Hofer non sarà il nuovo presidente dell'Austria, quindi la sua politica restrittiva alle frontiere non è più una realtà imminente. «Ma il problema rimane aperto, oltretutto la vittoria dei verdi è di stretta misura» dice Eugenio Di Rienzo, storico della Sapienza di Roma e direttore di Nuova rivista storica.
Che cosa dimostra il voto austriaco?
«Che l'immigrazione resta un problema grave per l'Unione, e ne mostra l'estrema fragilità e disunione. Non c'è stata coesione, anzi: sono rispuntati gli egoismi e gli interessi nazionali, anche se egoismi è una parola che non mi piace».
L'Italia ne è investita in pieno.
«C'è una parte di Europa molto più esposta al problema. Ma l'Unione non è in grado di affrontarlo. Oggettivamente, è dura dire a uno stato come la Macedonia di reggere il flusso».
Ma la reazione dell'Austria è comprensibile?
«Può apparire esagerata, perché finora ha recepito un numero di profughi basso, ma è comprensibile a fronte della mancanza di una politica comune».
Non tutti reagiscono così però.
«No, però non so se, in cuor suo, un'Austria che chiude le frontiere non faccia anche comodo alla Germania, che comunque ha fatto dei passi indietro sull'accoglienza. Anche i Paesi scandinavi, considerati modelli di civiltà, negli ultimi mesi hanno respinto i profughi. La Gran Bretagna poi è assolutamente contraria ad accogliere».
Sbagliano?
«Non voglio dire che una o l'altra politica siano sbagliate. Però l'Europa non decide e questo crea una insicurezza generalizzata, che a sua volta è il terreno per il risorgere di movimenti identitari, in alcuni casi anche populisti o xenofobi».

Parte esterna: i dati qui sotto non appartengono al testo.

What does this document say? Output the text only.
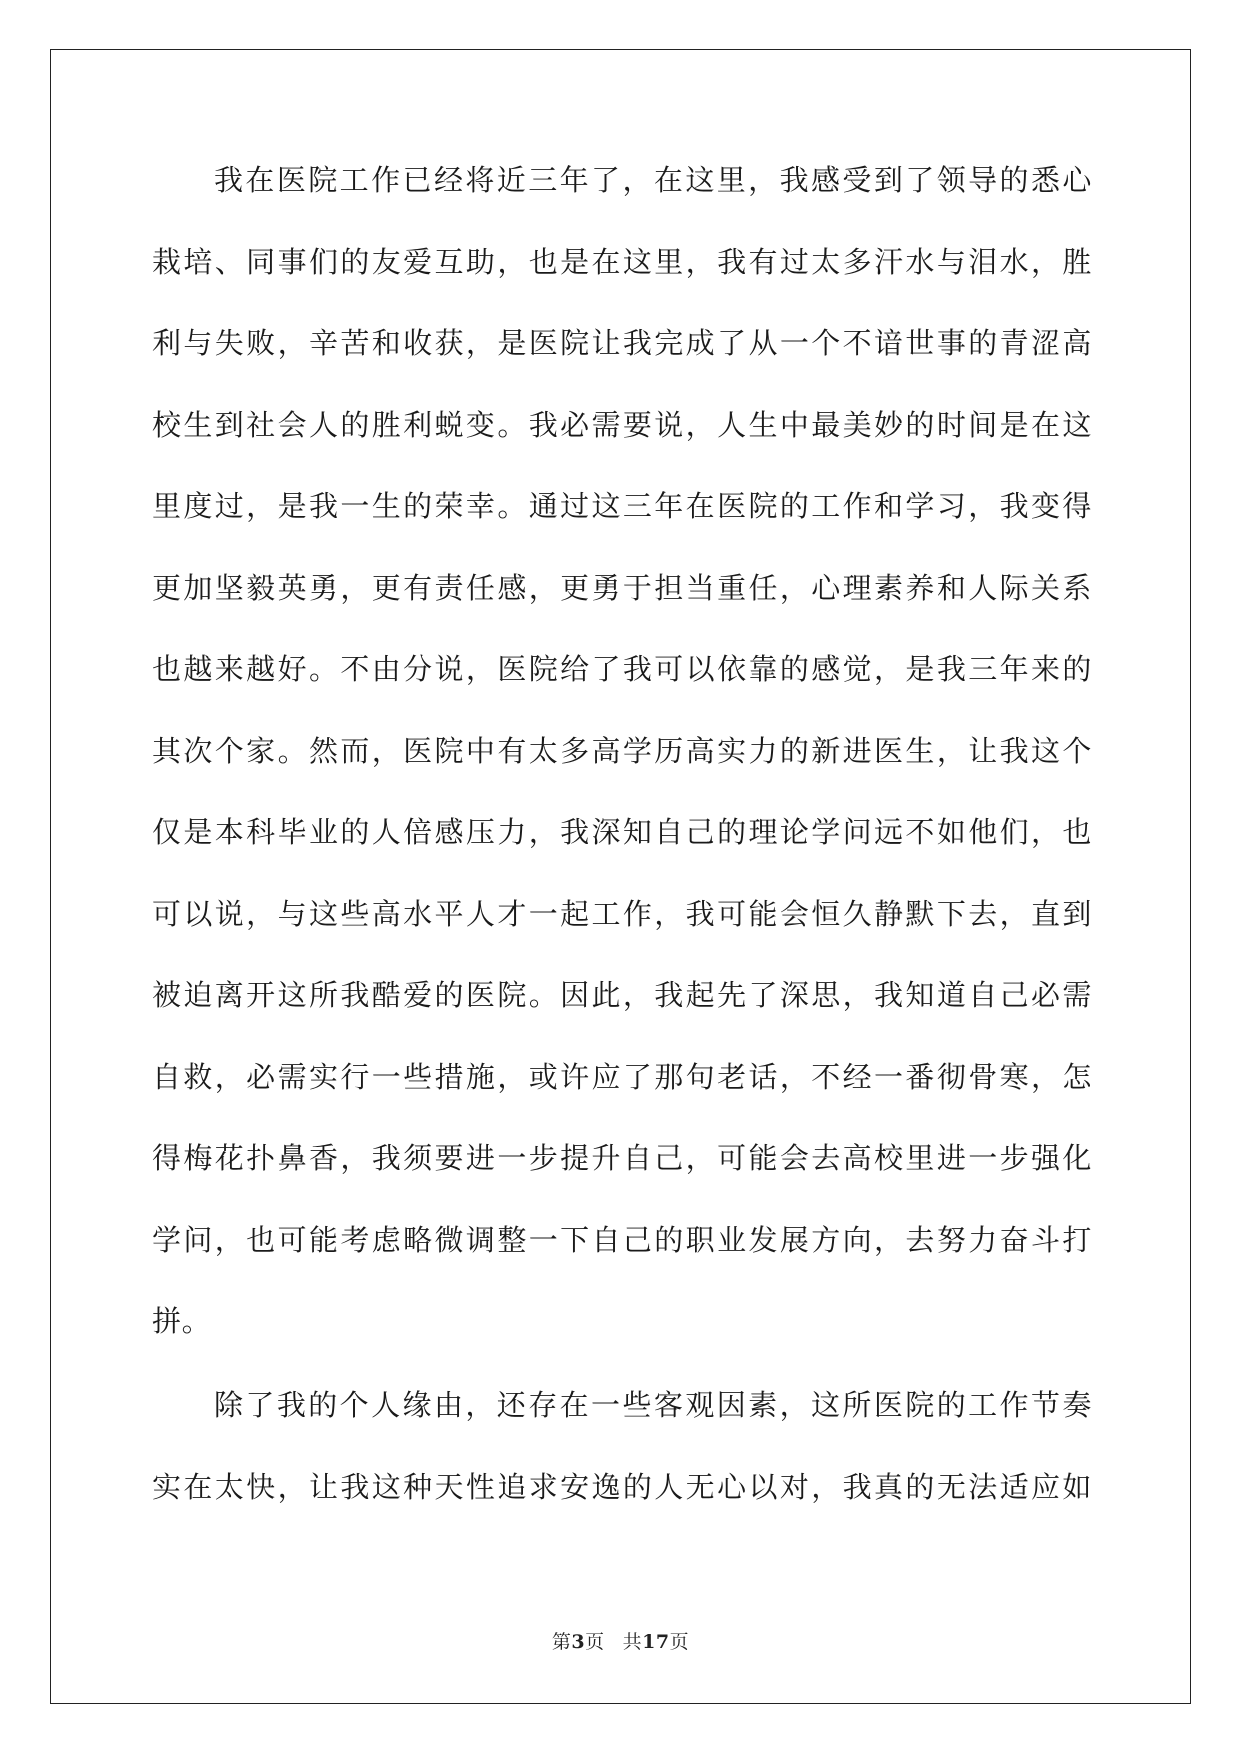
我在医院工作已经将近三年了，在这里，我感受到了领导的悉心
栽培、同事们的友爱互助，也是在这里，我有过太多汗水与泪水，胜
利与失败，辛苦和收获，是医院让我完成了从一个不谙世事的青涩高
校生到社会人的胜利蜕变。我必需要说，人生中最美妙的时间是在这
里度过，是我一生的荣幸。通过这三年在医院的工作和学习，我变得
更加坚毅英勇，更有责任感，更勇于担当重任，心理素养和人际关系
也越来越好。不由分说，医院给了我可以依靠的感觉，是我三年来的
其次个家。然而，医院中有太多高学历高实力的新进医生，让我这个
仅是本科毕业的人倍感压力，我深知自己的理论学问远不如他们，也
可以说，与这些高水平人才一起工作，我可能会恒久静默下去，直到
被迫离开这所我酷爱的医院。因此，我起先了深思，我知道自己必需
自救，必需实行一些措施，或许应了那句老话，不经一番彻骨寒，怎
得梅花扑鼻香，我须要进一步提升自己，可能会去高校里进一步强化
学问，也可能考虑略微调整一下自己的职业发展方向，去努力奋斗打
拼。
除了我的个人缘由，还存在一些客观因素，这所医院的工作节奏
实在太快，让我这种天性追求安逸的人无心以对，我真的无法适应如
第3页 共17页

La colpa quindi è dell'Europa?
«Del suo non governo. Ricordiamoci che Italia e Grecia sono state lasciate sole».
Se un Paese vuole chiudere le frontiere che significa?
«È un segnale di fallimento per l'Unione: ogni Stato pensa di essere costretto a dover fare da sé, perché nessuno lo tutela. E il simbolo dello Stato è, appunto, la frontiera».
L'Austria rinuncerà al blocco al Brennero?
«È possibile, ma il governo dovrà avere a che fare con quel 49,7 per cento della popolazione che era a favore di una politica di chiusura delle frontiere e di rigore verso l'immigrazione. Diciamo che la questione è tamponata. Poi vedremo».
Chiudere le frontiere può risolvere il problema?
«No. È solo spostare il peso dell'immigrazione su un altro Paese. Una politica miope, perché nessuno è al sicuro. La Ue non deciderà mai di abolire Schengen però, se vari Paesi decideranno in questo senso, allora potremo anche chiudere gli uffici di Bruxelles, che fra l'altro sono costosi...»
Ragionevolmente che cosa succederà?
«Sono scettico, ma spero che l'Europa darà una risposta su quello che vuole fare in politica estera, per esempio in Libia o sul confine orientale, e sul problema dell'immigrazione».
È ottimista?
«No, non posso. Facendo lo storico, ne ho viste troppe. E questo sembra il fallimento di un grande progetto politico come l'Unione. Però c'è ancora un po' di tempo, poco, per trovare una soluzione, che sarà lenta. E costosissima».